Marc StaimerAnalyste, Dragon Slayer Computing

Le service NeMo Guardrails de Nvidia n’est pas conçu pour contrer de tels risques. Il sert plutôt à limiter les réponses à une certaine éthique, par exemple pour empêcher un chatbot de parler politique. Sans que l’on sache véritablement dans quelle mesure, NetApp précise que son connecteur pour NeMo Retriever est chapeauté par les fonctions de sécurité et de gouvernance qu’il vend avec ses solutions OnTap. Dans sa communication officielle, Pure Storage, lui, n’aborde pas la question.

« Vous n’avez pas à vous inquiéter de la sécurité ou d’une divulgation des données, parce que vous ne poussez pas vos données dans le modèle. Nous appliquons toute une série de contrôles de sécurité et d’accès aux données et ces contrôles sont maintenus quand les données sont injectées dans l’IA », argumente Andy Sayare, directeur des alliances stratégiques chez NetApp.

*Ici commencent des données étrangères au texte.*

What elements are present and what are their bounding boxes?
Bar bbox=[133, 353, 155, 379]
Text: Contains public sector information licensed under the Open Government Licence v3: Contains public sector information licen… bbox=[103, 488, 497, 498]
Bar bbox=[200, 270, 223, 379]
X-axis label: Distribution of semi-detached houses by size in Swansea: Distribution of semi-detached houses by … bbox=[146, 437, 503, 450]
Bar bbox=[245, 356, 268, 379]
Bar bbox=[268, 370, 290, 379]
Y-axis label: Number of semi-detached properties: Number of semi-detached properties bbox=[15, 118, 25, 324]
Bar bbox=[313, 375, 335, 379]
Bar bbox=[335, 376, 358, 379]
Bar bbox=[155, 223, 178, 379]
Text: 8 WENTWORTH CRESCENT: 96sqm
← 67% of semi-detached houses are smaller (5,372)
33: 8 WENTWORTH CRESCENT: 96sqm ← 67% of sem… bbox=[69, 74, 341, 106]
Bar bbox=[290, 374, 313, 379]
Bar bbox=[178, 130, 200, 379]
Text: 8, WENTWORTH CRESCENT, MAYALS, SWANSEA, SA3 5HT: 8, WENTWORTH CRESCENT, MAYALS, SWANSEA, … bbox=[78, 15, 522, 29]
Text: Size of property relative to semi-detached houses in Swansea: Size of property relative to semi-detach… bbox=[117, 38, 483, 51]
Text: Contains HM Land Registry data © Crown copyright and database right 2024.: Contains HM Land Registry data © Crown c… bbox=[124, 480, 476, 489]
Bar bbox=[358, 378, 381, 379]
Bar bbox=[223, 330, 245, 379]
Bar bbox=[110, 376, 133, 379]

Oui, mais le Chatbot doit d’abord avoir accès à tout pour chercher des informations. Selon Cisco, qui planche sur la sécurisation des systèmes de RAG au travers de son projet Motific, il faudrait changer à la volée les droits d’accès du chatbot pour s’assurer qu’il ne génère pas d’informations normalement inaccessibles à l’utilisateur qui le manipule. Mais on ignore si le système de NetApp applique à la lettre ces dispositions.

« Le talon d’Achille de tels systèmes réside dans les choix techniques qui sont faits au moment de la création de la base vectorielle qui indexe les contenus. La question est de savoir si la vitesse d’exécution est privilégiée au détriment de la précision des documents sélectionnés. Et même, on se demande si les entreprises auront la capacité de régler ce détail », estime l’analyste Marc Staimer du cabinet Dragon Slayer Computing.